For s. 47(v), share capital of the subsidiary need not be “held” in the name of the holding company
S. 47 (v) provides that a transfer of a capital asset by a subsidiary company to its holding company shall not be regarded as a “transfer” if the whole of the share capital of the subsidiary company is held by the holding company. The assessee transferred shares to its holding co and claimed exemption from capital gains u/s 47 (v). The AO denied exemption on the ground that as two shares of the said subsidiary were held by a director of the assessee and not by the assessee itself, the shares were not “wholly held” by the holding company and s. 47 (v) did not apply. The Tribunal upheld the plea of the assessee. On appeal by the Revenue, the High Court upheld the order of the Tribunal and upheld the following findings:
(a) Though s. 47 (v) refers to shares being “wholly held”, a strict or mechanical interpretation should not be adopted. A construction must be adopted which makes the statute effective rather than redundant. It must be construed having regard to the object and purpose which the legislature had in view in enacting the provision. K.P. Varghese 131 ITR 597 (SC) and Teja Singh 35 ITR 408 (SC) followed.

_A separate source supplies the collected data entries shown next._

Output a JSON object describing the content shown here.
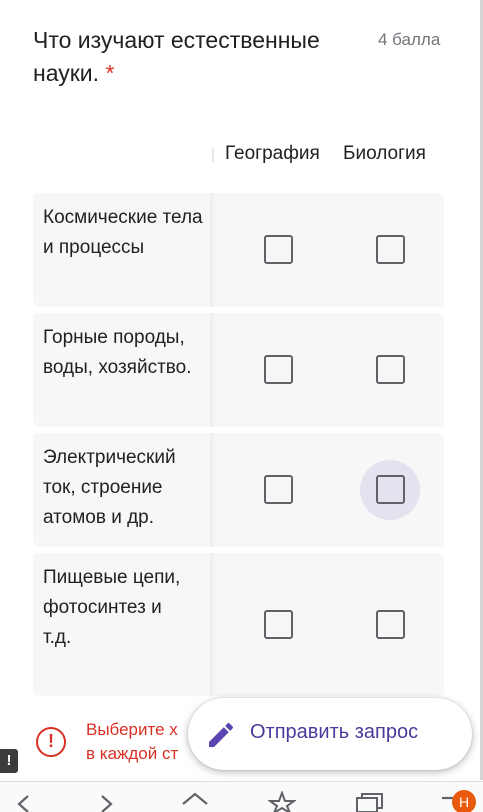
{
  "question": {
    "title": "Что изучают естественные науки.",
    "required_mark": "*",
    "points": "4 балла"
  },
  "columns": [
    "География",
    "Биология"
  ],
  "rows": [
    {
      "label": "Космические тела и процессы",
      "geography_checked": false,
      "biology_checked": false
    },
    {
      "label": "Горные породы, воды, хозяйство.",
      "geography_checked": false,
      "biology_checked": false
    },
    {
      "label": "Электрический ток, строение атомов и др.",
      "geography_checked": false,
      "biology_checked": false,
      "biology_hovered": true
    },
    {
      "label": "Пищевые цепи, фотосинтез и т.д.",
      "geography_checked": false,
      "biology_checked": false
    }
  ],
  "error": {
    "line1": "Выберите х",
    "line2": "в каждой ст",
    "icon": "exclamation-circle-icon"
  },
  "submit": {
    "label": "Отправить запрос",
    "icon": "pencil-icon"
  },
  "side_tab": {
    "label": "!"
  },
  "nav": {
    "badge": "Н",
    "icons": [
      "back-icon",
      "forward-icon",
      "home-icon",
      "star-icon",
      "tabs-icon",
      "menu-icon"
    ]
  },
  "colors": {
    "accent": "#4b3a9a",
    "error": "#d93025",
    "checkbox_border": "#5f6368",
    "row_bg": "#f7f7f7",
    "hover_ripple": "#e5e1ef",
    "badge": "#e8590c"
  }
}
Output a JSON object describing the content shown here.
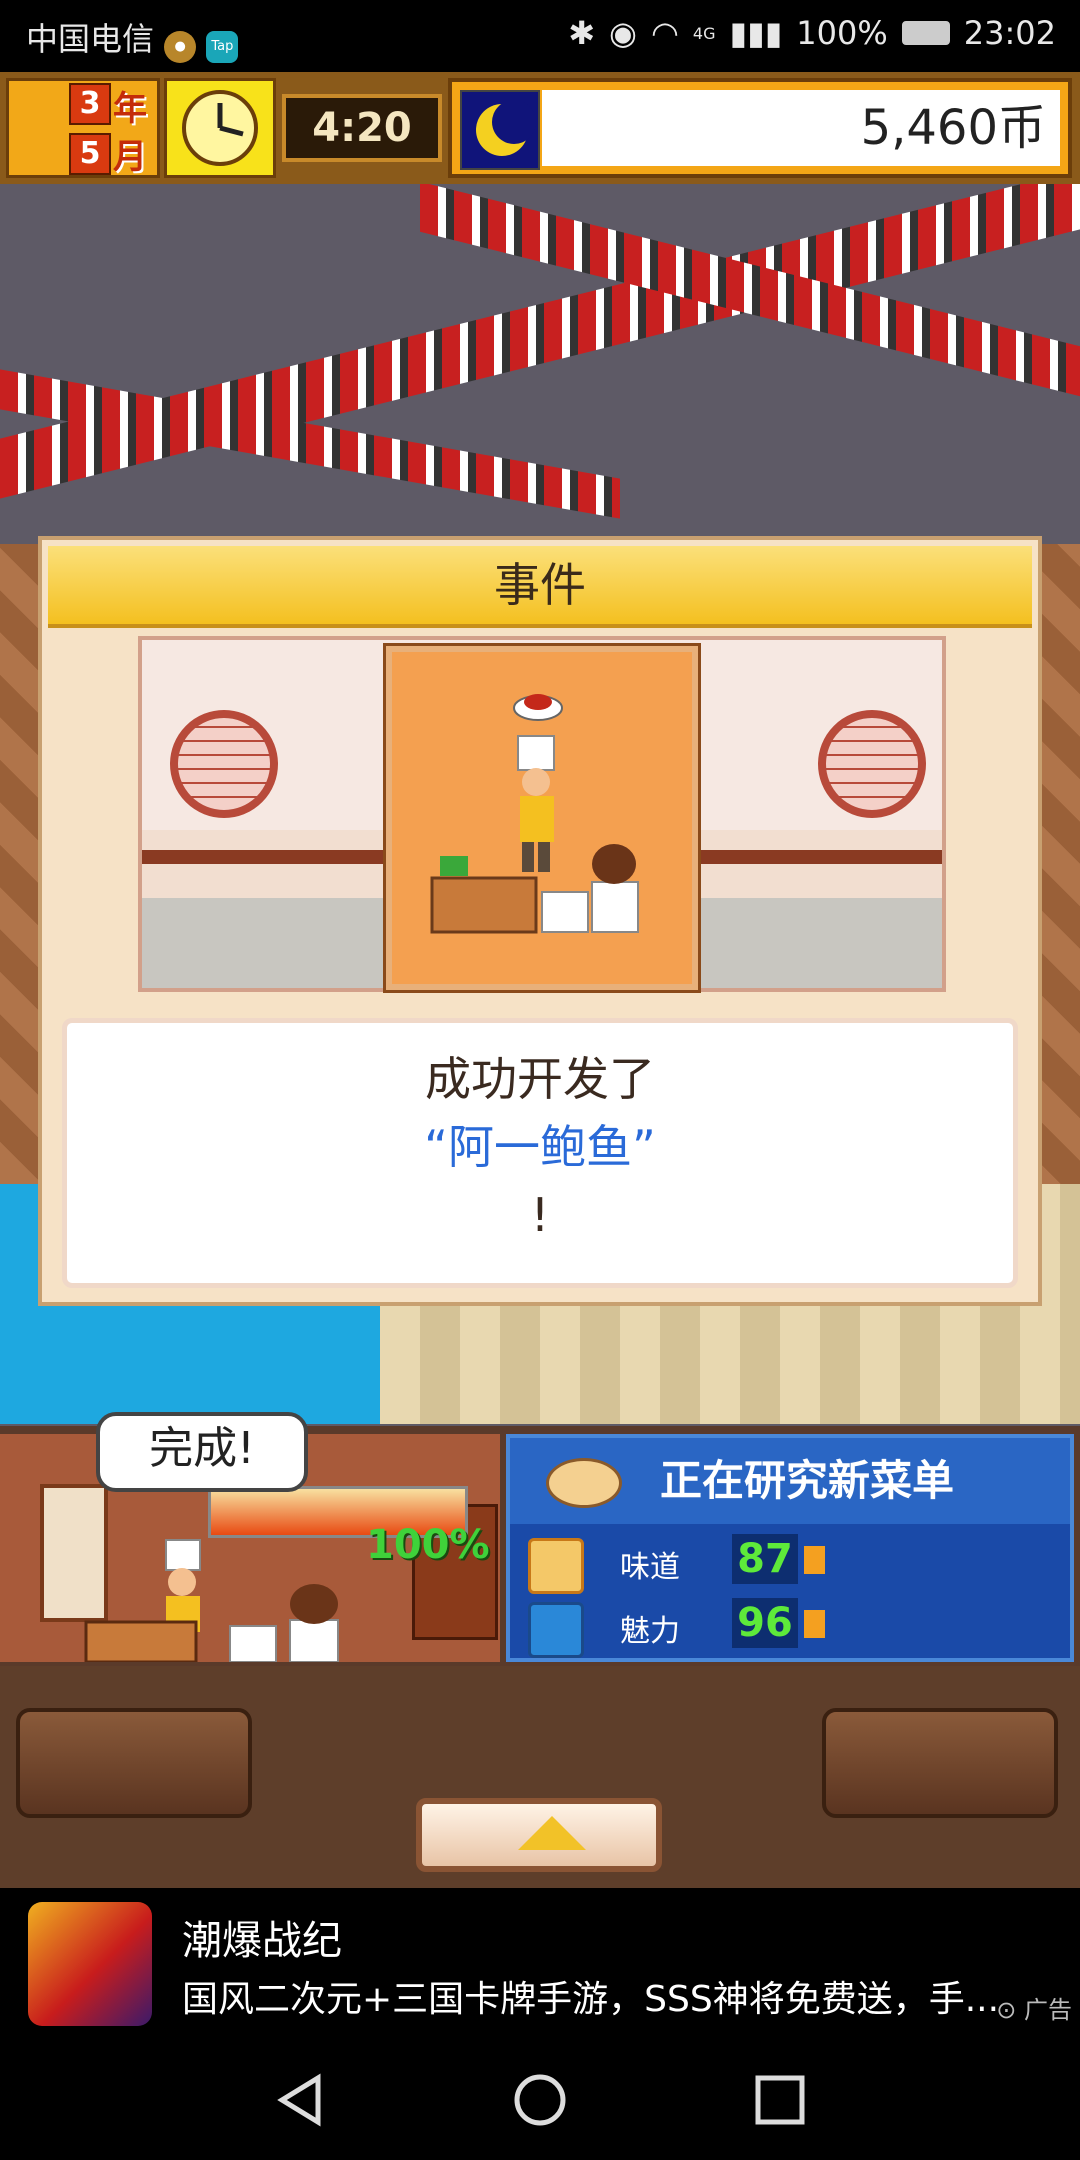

(b) Under the Companies Act it is not possible for a company to have less than two shareholders. The requirement of s. 47(v) that the whole of the share capital of the subsidiary company should be held by the holding company is certainly not the same thing as the whole of the share capital being held in the name of the holding company. If one proceeds on the basis that the entire share capital of the subsidiary company should be held in the name of the holding company, there cannot be any situation in which s. 47(v) can apply. That interpretation makes the statutory provision redundant. If the holding company has a beneficial ownership over the entire share capital, s. 47 (v) applies.